There have been numerous studies assessing the effectiveness of acoustic indices in monitoring biodiversity, with mixed results. Most research has focused on the independent use of seven acoustic indices, which have been readily available in the literature. However, there are now over 60 such indices developed. Moreover, to improve the indices’ utility in monitoring animal communities, recent research recommended that the indices be combined using appropriate tools. This is a valid suggestion, considering that each index measures different aspects of the acoustic environment and thus carries complementary information. Building on past research and in an effort to improve the use of acoustic indices as monitoring tools, BIOMON uses machine learning algorithms, mainly the random forests regressor, to identify a combined set of indices that are most useful in measuring bird diversity. To improve the method's generalizability, BIOMON uses acoustic and bird data collected at (a) 30 sites in seven subtropical forest nature reserves in Guangxi, China, (b) 24 sites in the Big Scrub lowland rainforest region in Australia, and (c) 60 sites in agricultural and seminatural areas in Cyprus.
BIOMON’s research activities produced the following key findings. First, it was found that the set of indices with the greatest predictive power for estimating bird species richness in each region varies depending on the area's specific soundscape characteristics. This suggests that no index is universally effective across all areas and that researchers and stakeholders interested in implementing a monitoring protocol based on acoustic indices must first identify the set of indices that are most relevant to their region. Second, it was found that several of the indices commonly used in the literature are less useful than other indices not frequently examined. Therefore, it is recommended that for a more effective monitoring protocol, all available indices be first examined to ensure maximum accuracy when using acoustic indices to monitor biodiversity.

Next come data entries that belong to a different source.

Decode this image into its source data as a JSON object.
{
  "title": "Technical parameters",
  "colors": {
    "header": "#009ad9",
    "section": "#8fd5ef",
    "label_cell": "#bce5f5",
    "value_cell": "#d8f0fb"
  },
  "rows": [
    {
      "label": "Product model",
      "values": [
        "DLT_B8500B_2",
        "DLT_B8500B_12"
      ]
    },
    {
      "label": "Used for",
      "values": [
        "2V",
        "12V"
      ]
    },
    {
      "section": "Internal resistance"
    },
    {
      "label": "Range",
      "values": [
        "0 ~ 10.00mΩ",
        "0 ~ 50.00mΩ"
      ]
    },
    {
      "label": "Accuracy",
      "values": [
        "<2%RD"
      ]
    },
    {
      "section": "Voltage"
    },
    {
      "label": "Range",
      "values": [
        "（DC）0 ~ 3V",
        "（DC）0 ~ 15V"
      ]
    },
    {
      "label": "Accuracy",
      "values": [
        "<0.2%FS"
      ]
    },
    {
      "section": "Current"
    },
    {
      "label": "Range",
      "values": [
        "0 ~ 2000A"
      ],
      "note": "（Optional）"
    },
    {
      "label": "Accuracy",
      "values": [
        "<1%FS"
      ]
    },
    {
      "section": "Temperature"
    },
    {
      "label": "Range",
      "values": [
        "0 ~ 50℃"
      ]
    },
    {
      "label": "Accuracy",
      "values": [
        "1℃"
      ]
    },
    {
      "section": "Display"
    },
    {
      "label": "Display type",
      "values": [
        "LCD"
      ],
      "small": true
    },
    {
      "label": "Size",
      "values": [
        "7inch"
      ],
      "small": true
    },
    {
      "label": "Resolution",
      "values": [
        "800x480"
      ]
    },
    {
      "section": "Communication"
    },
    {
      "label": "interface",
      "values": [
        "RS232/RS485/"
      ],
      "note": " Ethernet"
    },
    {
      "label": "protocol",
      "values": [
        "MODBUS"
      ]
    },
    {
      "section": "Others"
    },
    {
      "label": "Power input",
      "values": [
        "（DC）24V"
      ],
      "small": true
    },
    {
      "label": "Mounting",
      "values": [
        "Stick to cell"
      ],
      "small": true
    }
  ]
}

A second key research activity performed during BIOMON was the incorporation of the Conformal Prediction framework into the protocol used to monitor biodiversity using acoustic monitoring methods. Current machine learning methods, such as the aforementioned random forest regressor, have the limitation of not providing a measure of the uncertainty associated with the predictions made. This can be overcome using the conformal prediction framework, which is a novel framework that can provide guaranteed coverage prediction intervals. In layman's terms, this means that when using passive acoustic monitoring methods to survey biodiversity, stakeholders can now obtain both an estimation of the number of species present and the associated range of error based on their desired degree of confidence interval. This information is critical for making informed management decisions.